Advertirei, todavia, que aquele seu pretexto, de que cortesanias, ou galanterias não fazem mal, é conclusão erradíssima, cuja prática introduziu a indústria, não a razão. Para que se pregue um prego, costumamos fazer-lhe primeiro lugar com uma subtil verruma. Nenhum vicio entra tamanho como é. Aquele bicho que no Brasil se padece por achaque, sem falta que com providência nô-lo deu a natureza a todo o mundo por exemplo ; entra invisível, começa entretenimento, passa a ser moléstia, chega a ser doença, e acontece que pode ser perigo. A honra da mulher comparo eu à conta do algarismo ; tanto erra quem errou em um, como quem errou em mil. Façarn as honradas bôas contas, acharão esta conta certa.
De umas que se prezam de formosas, não há para que nos descuidemos.
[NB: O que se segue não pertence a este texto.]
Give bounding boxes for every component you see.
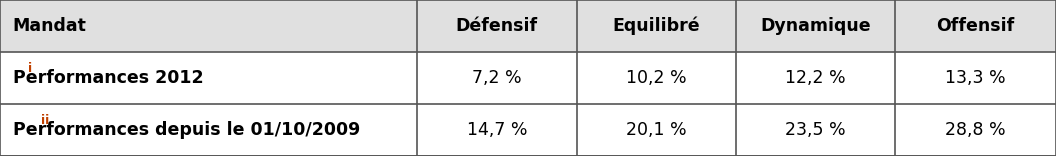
Text: Equilibré: Equilibré [612,17,700,35]
Bar [0,104,1056,156]
Text: 20,1 %: 20,1 % [626,121,686,139]
Text: 28,8 %: 28,8 % [945,121,1005,139]
Text: Performances depuis le 01/10/2009: Performances depuis le 01/10/2009 [13,121,360,139]
Text: 10,2 %: 10,2 % [626,69,686,87]
Text: 23,5 %: 23,5 % [786,121,846,139]
Text: 14,7 %: 14,7 % [467,121,527,139]
Text: 12,2 %: 12,2 % [786,69,846,87]
Bar [0,52,1056,104]
Text: Offensif: Offensif [936,17,1015,35]
Text: Mandat: Mandat [13,17,87,35]
Bar [0,0,1056,52]
Text: 13,3 %: 13,3 % [945,69,1005,87]
Text: ii: ii [41,114,50,127]
Text: 7,2 %: 7,2 % [472,69,522,87]
Text: Performances 2012: Performances 2012 [13,69,204,87]
Text: Défensif: Défensif [456,17,538,35]
Text: i: i [29,62,33,75]
Text: Dynamique: Dynamique [760,17,871,35]
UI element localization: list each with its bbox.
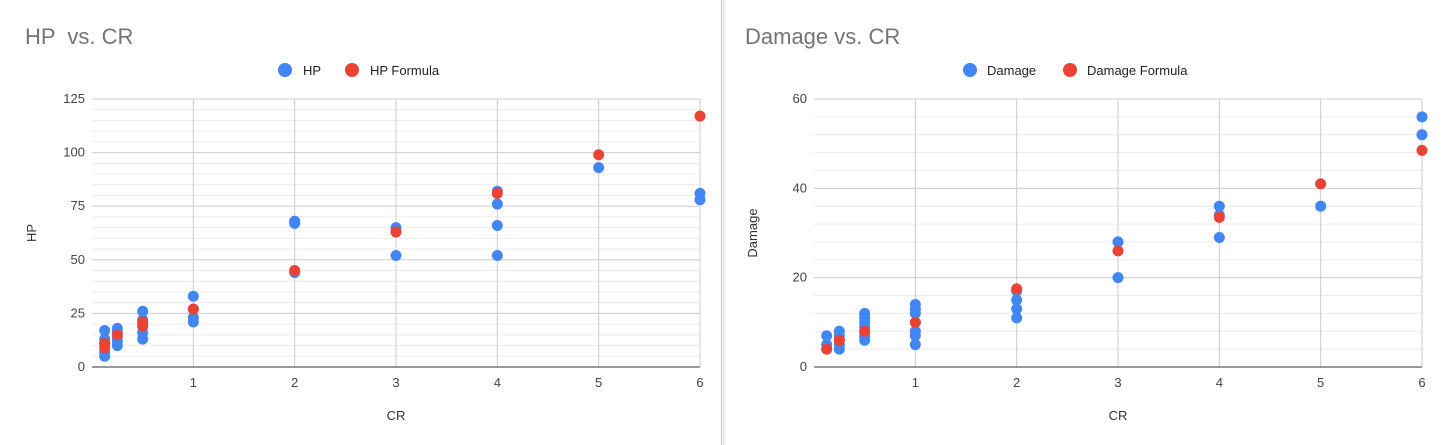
damage-data-point [1112,236,1124,248]
damage-data-point [859,325,871,337]
hp-data-point [491,250,503,262]
hp-chart-svg: 0 25 50 75 100 125 1 2 3 4 5 6 HP vs. CR CR HP HP HP For… [24,24,706,423]
hp-data-point [111,329,123,341]
damage-x-tick-label: 6 [1418,375,1425,390]
damage-data-point [1112,272,1124,284]
hp-y-tick-label: 125 [63,91,85,106]
hp-data-point [390,226,402,238]
damage-data-point [1213,231,1225,243]
damage-legend-marker-0 [963,63,977,77]
damage-chart-title: Damage vs. CR [745,24,900,49]
damage-y-tick-label: 40 [793,180,807,195]
hp-y-axis-label: HP [24,224,39,242]
damage-data-point [833,325,845,337]
hp-data-point [593,162,605,174]
damage-data-point [909,339,921,351]
damage-data-point [1011,312,1023,324]
hp-y-tick-label: 25 [71,305,85,320]
damage-y-tick-label: 60 [793,91,807,106]
hp-x-tick-label: 1 [190,375,197,390]
hp-data-point [694,110,706,122]
hp-data-point [137,305,149,317]
damage-data-point [909,325,921,337]
hp-data-point [187,290,199,302]
hp-data-point [390,250,402,262]
damage-data-point [1112,245,1124,257]
hp-y-tick-label: 100 [63,145,85,160]
hp-data-point [137,316,149,328]
hp-x-axis-label: CR [387,408,406,423]
hp-y-tick-label: 50 [71,252,85,267]
damage-y-tick-label: 20 [793,270,807,285]
damage-gridlines [814,98,1423,367]
damage-chart-panel: 0 20 40 60 1 2 3 4 5 6 Damage vs. CR CR Damage Damage… [723,0,1443,445]
hp-x-tick-label: 6 [696,375,703,390]
damage-x-tick-label: 3 [1114,375,1121,390]
hp-chart-panel: 0 25 50 75 100 125 1 2 3 4 5 6 HP vs. CR CR HP HP HP For… [24,0,722,445]
hp-x-tick-label: 3 [392,375,399,390]
damage-data-point [909,316,921,328]
damage-legend-marker-1 [1063,63,1077,77]
hp-legend-label-0: HP [303,63,321,78]
hp-data-point [491,219,503,231]
hp-x-tick-label: 4 [494,375,501,390]
damage-data-point [1416,144,1428,156]
damage-x-tick-label: 2 [1013,375,1020,390]
hp-legend-label-1: HP Formula [370,63,440,78]
hp-series-0 [99,162,706,362]
damage-x-axis-label: CR [1109,408,1128,423]
damage-y-axis-label: Damage [745,208,760,257]
damage-legend-label-1: Damage Formula [1087,63,1188,78]
hp-y-tick-label: 75 [71,198,85,213]
damage-x-tick-label: 1 [912,375,919,390]
damage-data-point [859,307,871,319]
hp-legend-marker-1 [345,63,359,77]
hp-data-point [187,312,199,324]
hp-data-point [593,149,605,161]
damage-data-point [1213,211,1225,223]
damage-data-point [1213,200,1225,212]
damage-x-tick-label: 5 [1317,375,1324,390]
damage-data-point [1315,178,1327,190]
damage-chart-svg: 0 20 40 60 1 2 3 4 5 6 Damage vs. CR CR Damage Damage… [745,24,1428,423]
damage-data-point [1315,200,1327,212]
damage-data-point [821,343,833,355]
hp-data-point [491,198,503,210]
damage-data-point [1011,294,1023,306]
hp-series-1 [99,110,706,354]
hp-data-point [289,265,301,277]
damage-data-point [1416,111,1428,123]
panel-divider [723,0,725,445]
hp-data-point [694,187,706,199]
damage-series-1 [821,144,1428,355]
damage-data-point [833,334,845,346]
hp-data-point [99,337,111,349]
damage-data-point [1011,283,1023,295]
damage-data-point [1416,129,1428,141]
damage-legend-label-0: Damage [987,63,1036,78]
hp-legend-marker-0 [278,63,292,77]
damage-data-point [909,298,921,310]
damage-y-tick-label: 0 [800,359,807,374]
damage-x-tick-label: 4 [1216,375,1223,390]
hp-data-point [187,303,199,315]
hp-chart-title: HP vs. CR [25,24,133,49]
hp-data-point [99,325,111,337]
damage-data-point [821,330,833,342]
damage-data-point [1011,303,1023,315]
hp-data-point [491,187,503,199]
hp-x-tick-label: 5 [595,375,602,390]
hp-y-tick-label: 0 [78,359,85,374]
hp-data-point [289,215,301,227]
hp-x-tick-label: 2 [291,375,298,390]
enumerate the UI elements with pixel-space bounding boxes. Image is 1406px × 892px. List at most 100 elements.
Que a mulher se conheça não é vicio ; antes antiga opinião minha que em muitas partes tenho escrito. Devemos tanto conhecer o bem, se o há em nós, como o mal quando o haja. Aquele para que se guarde, e não perca ; êste para que se emende, e não vá adiante. Desejo que da formosura se use como da nobreza: folgue cada um de a ter, mas não que a amostre. Levar da espada a cada passo, argüe pouca prudência. O marido que vir sua mulher inclinar a esta vanglória, viva por ela mesmo avisado, e saiba que tem perigosa mercadoria, sendo esta das mulheres ao revés que as outras, pois quando mais cobiçada é, menos e para cobiçar. E por esta razão não faltou já quem duvidasse se a formosura se dava por prémio, se por castigo.
Passado havemos êste enfadonho labirinto, ou por êstes monstruosos mêdos, que o guardam. Tudo há no mundo, donde em nada perigará a pessoa advertida. Verá v. m. nos mapas, porque se governam os mareantes, notados com tanta diligência os baixos de que se hão-de guardar, como os portos aonde devem de ir a surgir.